Action for M.E. has told the National Institute for Health and Care Excellence (NICE) that the guideline CFS/M.E.: diagnosis and management must be reviewed in full and updated.

NICE have proposed not updating the guideline, which recommends that patients are offered CBT and GET, based on their surveillance review of evidence published since 2007.

Our response to their consultation states:

  • there is not a conclusive evidence base for treatments for M.E., including those recommended in the guideline, such as cognitive behaviour therapy (CBT) and/or graded exercise therapy (GET).
  • the current evidence base has led major international health agencies, including the Centers for Disease Control and Prevention in the US, to alter their guidance regarding CBT and GET.
  • NICE has an ethical obligation to present a full, accurate and balanced picture of current international clinical practice when it comes to managing and treating M.E.

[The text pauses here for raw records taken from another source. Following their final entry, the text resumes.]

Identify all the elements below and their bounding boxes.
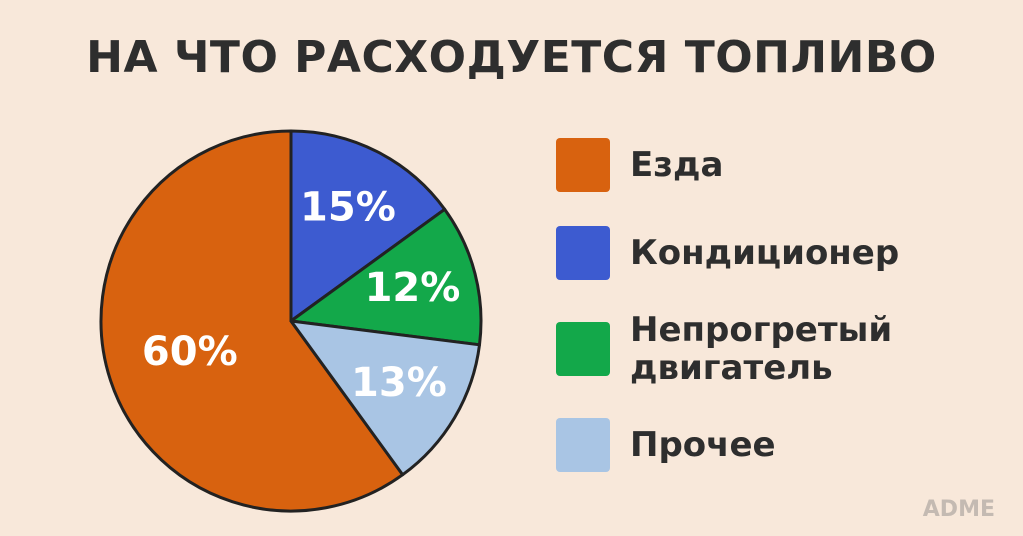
pie-slice	[99, 129, 405, 513]
legend-item: Езда	[556, 135, 916, 195]
value-label: 13%	[351, 360, 447, 406]
pie-slice	[289, 207, 483, 347]
watermark: ADME	[922, 497, 995, 522]
legend-swatch	[556, 138, 610, 192]
legend-item: Непрогретый двигатель	[556, 311, 916, 387]
legend-label: Прочее	[630, 425, 776, 466]
value-label: 15%	[300, 184, 396, 230]
value-label: 60%	[142, 329, 238, 375]
value-label: 12%	[365, 265, 461, 311]
legend-swatch	[556, 226, 610, 280]
chart-title: НА ЧТО РАСХОДУЕТСЯ ТОПЛИВО	[86, 32, 937, 83]
legend-item: Прочее	[556, 415, 916, 475]
legend-label: Кондиционер	[630, 232, 900, 273]
legend-swatch	[556, 418, 610, 473]
pie-slice	[289, 129, 447, 323]
pie-slice	[289, 319, 482, 477]
legend: Езда Кондиционер Непрогретый двигатель Проч…	[556, 135, 916, 503]
legend-swatch	[556, 322, 610, 377]
legend-label: Езда	[630, 144, 724, 185]
legend-item: Кондиционер	[556, 223, 916, 283]
legend-label: Непрогретый двигатель	[630, 310, 893, 389]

This decision would have serious implications for patients’ access to medical care. Retaining the 2007 guideline would mean that:

  • clinicians would not be informed of the inconclusive and disputed nature of the evidence on the effectiveness of CBT and GET
  • therefore patients will not have equal access to other healthcare that could benefit their health, such as pharmacological treatments or other symptom management approaches.

As part of its consultation, NICE asked for feedback on a proposal to remove the NICE guideline from its static list, and review it at more frequent two-year intervals. Action for M.E. support this decision, given that current and upcoming research may impact on NICE recommendations in the near future. Examples include ongoing research into an antiviral, valganciclovir, as well as a current phase-III trial into the immunosuppressant Rituximab.

As well as sending our own response, Action for M.E. collaborated with the Countess of Mar and other M.E. organisations as part of Forward M.E. to submit an agreed joint response. This highlights the ethical duty of NICE to respect patient choice and to ensure patients have access to biological medical care.